Życie na wynajmie – jak to wygląda?
W Polsce rynek wynajmu mieszkań jest rozwinięty, w internecie mamy masę ofert mieszkań, poszukujących lokatorów.
Wynajem, czyli tak właściwie czy żyjemy na swoim?
Warto wspomnieć, że życie na wynajmie to życie w cudzym mieszkaniu. Lokal nie jest nasz, lecz kogoś innego, kto może nim dysponować nie patrząc na opinię nikogo. Co za tym idzie, umowa, którą podpisujemy na początku najmu lokalu jest także stworzona przez właściciela, który narzuca nam w ten sposób określone zasady, za których złamanie mogą zostać nałożone na nas kary. Gdy podpisujemy umowę, tym samym zgadzamy się na zawarte w niej warunki. Mogą to być m. in.: niezapowiedziane wizyty właściciela, który będzie oceniał czystość lokalu; zobowiązanie do nieposiadania zwierząt czy sprzątnie tylko określonymi środkami czystości. To, co jest zawarte w umowie jest zobowiązujące dla obu stron, lecz jak można się domyślać, większość obowiązków leży po stronie najemcy, który zostaje obarczony ogromem zasad i zobowiązań, których wykonywanie powinien nadzorować wynajmujący. Czyli jak widać, żyjemy w mieszkaniu, które użytkujemy, lecz nie jest naszą własnością.
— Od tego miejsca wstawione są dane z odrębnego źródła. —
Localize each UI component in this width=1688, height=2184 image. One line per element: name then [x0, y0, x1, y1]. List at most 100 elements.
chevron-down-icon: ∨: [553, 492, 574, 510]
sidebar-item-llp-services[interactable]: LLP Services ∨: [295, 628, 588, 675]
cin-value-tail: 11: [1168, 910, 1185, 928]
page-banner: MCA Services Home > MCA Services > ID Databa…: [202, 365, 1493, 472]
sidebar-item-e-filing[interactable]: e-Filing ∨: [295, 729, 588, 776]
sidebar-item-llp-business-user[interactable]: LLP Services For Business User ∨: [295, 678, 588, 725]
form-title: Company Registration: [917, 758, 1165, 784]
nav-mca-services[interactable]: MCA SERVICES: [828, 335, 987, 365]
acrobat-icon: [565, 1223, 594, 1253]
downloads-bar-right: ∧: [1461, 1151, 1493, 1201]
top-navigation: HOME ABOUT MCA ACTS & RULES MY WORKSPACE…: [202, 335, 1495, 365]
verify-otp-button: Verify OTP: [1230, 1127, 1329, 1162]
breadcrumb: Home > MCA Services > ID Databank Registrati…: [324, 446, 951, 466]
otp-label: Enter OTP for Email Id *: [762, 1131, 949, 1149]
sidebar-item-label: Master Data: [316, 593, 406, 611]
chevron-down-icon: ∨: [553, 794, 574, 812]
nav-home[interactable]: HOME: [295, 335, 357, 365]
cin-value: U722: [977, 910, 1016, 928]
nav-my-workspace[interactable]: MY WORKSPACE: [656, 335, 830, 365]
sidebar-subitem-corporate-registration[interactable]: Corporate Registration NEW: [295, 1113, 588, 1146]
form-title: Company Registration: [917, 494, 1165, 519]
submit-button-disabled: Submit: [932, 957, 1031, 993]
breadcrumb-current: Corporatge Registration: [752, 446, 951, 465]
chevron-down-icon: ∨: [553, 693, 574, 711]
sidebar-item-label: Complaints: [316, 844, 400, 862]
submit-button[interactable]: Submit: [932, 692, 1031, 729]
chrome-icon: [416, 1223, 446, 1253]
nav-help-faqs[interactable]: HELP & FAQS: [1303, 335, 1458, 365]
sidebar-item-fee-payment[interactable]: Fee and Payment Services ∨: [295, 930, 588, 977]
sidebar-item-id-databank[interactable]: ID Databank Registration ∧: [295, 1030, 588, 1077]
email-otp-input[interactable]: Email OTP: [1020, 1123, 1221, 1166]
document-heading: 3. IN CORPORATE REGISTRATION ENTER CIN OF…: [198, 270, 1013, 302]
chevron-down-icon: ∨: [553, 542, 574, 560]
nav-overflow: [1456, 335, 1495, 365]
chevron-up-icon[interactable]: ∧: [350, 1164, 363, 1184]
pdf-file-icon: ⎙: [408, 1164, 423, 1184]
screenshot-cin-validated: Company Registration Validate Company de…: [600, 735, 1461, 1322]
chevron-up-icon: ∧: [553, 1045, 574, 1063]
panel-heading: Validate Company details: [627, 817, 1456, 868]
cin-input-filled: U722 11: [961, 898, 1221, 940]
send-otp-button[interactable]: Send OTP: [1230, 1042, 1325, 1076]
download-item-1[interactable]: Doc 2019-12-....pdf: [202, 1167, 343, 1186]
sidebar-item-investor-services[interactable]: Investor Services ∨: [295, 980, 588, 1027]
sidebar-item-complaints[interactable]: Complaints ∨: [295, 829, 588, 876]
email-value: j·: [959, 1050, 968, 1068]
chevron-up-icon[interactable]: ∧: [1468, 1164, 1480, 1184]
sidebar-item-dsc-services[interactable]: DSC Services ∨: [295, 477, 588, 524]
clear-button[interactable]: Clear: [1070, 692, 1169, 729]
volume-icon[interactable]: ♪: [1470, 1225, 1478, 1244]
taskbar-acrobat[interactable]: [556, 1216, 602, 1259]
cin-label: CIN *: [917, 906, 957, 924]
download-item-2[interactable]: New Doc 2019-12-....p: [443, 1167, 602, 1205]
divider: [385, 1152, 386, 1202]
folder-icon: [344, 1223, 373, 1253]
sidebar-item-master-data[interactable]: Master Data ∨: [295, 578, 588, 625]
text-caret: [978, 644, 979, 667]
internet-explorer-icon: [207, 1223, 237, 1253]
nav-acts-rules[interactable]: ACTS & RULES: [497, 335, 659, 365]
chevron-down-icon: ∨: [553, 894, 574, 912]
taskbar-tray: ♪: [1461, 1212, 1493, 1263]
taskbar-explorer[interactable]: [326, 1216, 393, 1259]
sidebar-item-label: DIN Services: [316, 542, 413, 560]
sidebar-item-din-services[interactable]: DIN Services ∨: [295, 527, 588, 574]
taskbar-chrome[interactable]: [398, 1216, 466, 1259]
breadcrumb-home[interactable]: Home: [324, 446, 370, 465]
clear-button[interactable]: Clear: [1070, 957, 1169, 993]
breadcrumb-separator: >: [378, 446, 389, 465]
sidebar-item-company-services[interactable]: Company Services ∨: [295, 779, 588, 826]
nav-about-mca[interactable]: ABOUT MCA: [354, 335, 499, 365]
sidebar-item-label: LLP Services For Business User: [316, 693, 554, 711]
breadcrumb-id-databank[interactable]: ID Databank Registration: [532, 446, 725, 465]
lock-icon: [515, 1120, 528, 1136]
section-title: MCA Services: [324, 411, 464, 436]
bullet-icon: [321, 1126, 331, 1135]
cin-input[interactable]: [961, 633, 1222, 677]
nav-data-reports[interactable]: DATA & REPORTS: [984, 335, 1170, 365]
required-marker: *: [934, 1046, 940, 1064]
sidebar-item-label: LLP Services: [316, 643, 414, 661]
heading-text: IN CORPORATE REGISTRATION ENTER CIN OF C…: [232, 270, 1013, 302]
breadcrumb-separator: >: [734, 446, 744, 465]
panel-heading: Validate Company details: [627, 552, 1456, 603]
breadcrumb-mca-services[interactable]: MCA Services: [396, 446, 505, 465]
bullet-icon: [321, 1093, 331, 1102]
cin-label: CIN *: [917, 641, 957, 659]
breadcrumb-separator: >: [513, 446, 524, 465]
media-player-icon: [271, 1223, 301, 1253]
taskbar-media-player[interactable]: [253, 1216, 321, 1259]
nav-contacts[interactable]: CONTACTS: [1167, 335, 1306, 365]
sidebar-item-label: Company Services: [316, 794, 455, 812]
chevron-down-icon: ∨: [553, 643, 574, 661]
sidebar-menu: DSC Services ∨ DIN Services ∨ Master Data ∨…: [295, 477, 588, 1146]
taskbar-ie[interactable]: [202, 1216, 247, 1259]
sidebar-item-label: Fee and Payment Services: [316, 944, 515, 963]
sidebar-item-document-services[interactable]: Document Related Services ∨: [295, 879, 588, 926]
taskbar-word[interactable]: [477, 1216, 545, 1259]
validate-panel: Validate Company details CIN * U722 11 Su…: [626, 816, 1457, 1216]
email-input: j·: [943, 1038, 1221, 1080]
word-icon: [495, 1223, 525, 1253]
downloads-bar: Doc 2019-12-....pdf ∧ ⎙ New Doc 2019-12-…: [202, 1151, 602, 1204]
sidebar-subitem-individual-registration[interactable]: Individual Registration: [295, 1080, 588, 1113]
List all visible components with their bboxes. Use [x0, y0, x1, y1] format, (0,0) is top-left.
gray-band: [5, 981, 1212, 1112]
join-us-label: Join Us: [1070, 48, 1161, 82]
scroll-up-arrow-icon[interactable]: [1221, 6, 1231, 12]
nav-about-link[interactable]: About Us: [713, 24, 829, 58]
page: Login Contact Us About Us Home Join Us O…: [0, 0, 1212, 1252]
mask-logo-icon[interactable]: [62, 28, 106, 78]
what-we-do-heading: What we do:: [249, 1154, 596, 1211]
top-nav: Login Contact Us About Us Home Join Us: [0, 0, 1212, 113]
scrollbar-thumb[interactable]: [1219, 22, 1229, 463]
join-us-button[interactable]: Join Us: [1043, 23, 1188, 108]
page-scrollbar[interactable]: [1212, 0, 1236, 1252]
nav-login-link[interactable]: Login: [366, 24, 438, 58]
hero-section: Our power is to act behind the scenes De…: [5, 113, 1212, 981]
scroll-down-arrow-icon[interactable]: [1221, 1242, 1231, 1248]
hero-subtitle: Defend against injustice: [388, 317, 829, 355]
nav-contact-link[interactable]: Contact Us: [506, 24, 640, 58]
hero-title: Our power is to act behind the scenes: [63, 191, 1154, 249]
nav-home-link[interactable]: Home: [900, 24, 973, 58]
A jak to z jakością życia?
Tutaj jakość sprzętu do naszej dyspozycji jest zależna od właściciela. Niestety, ale nieraz mieszkanie oferowane na wynajem posiadają sprzęty drugorzędnej jakości. Całe wyposażenie zostało kupione jak najmniejszym kosztem, co niestety nie ma przełożenia na jakość. Co więcej nawet sprzęt wysokiej klasy psuje się przez nieprawidłowe użytkowanie. A nasze mieszkanie mogło mieć przed nami kilkunastu innych właścicieli, którzy niekoniecznie o nie dbali. Moli oni np. uszkodzić sprzęt AGD, czego nie sprawdził właściciel przy odbiorze lokalu. W ten sposób zastajemy sprzęt zepsuty. Trzeba zwrócić również uwagę, że mieszkania są już często wyposażone i nie możemy wyrzucić sprzętu el. jego wyposażenia, które może niekoniecznie nam się podobać (np. jakaś stara kanapa sprzed 30 lat). Więc dowolność w dekoracji mieszkania jest również dość ograniczona, lecz musimy pamiętać, iż wszelkie kwestie można spróbować wynegocjować z właścicielem.
A jak to z eksmisją?
Tutaj wszelkie kwestie są regulowane przez polskie prawo i zapisy umowy. Według prawa wynajmujący może wypowiedzieć umowę, gdy:
– lokator mimo napomnień nie wywiązuje się ze swoich obowiązków zawartych w umowie – dlatego trzeba uważnie czytać uważnie umowę najmu przed jej podpisaniem, aby znać swój zakres obowiązków i nie mieć żadnych niedomówień w tej kwestii.
– lokator wynajął lub oddał w użytkowanie lokal komuś innemu,
– gdy budynek jest przeznaczony do rozbiórki
Okres wypowiedzenia umowy najmu musi wynosić co najmniej miesiąc.
Więc jak widać rzeczywistość wynajmowania lokalu nie jest tym samym co posiadanie własnego mieszkania. Posiadamy obowiązki narzucone przez umowę. O własne mieszkanie dbamy i urządzamy jak chcemy. Nie mamy żadnych wiążących zobowiązań, których niewykonanie byłoby powodem eksmisji.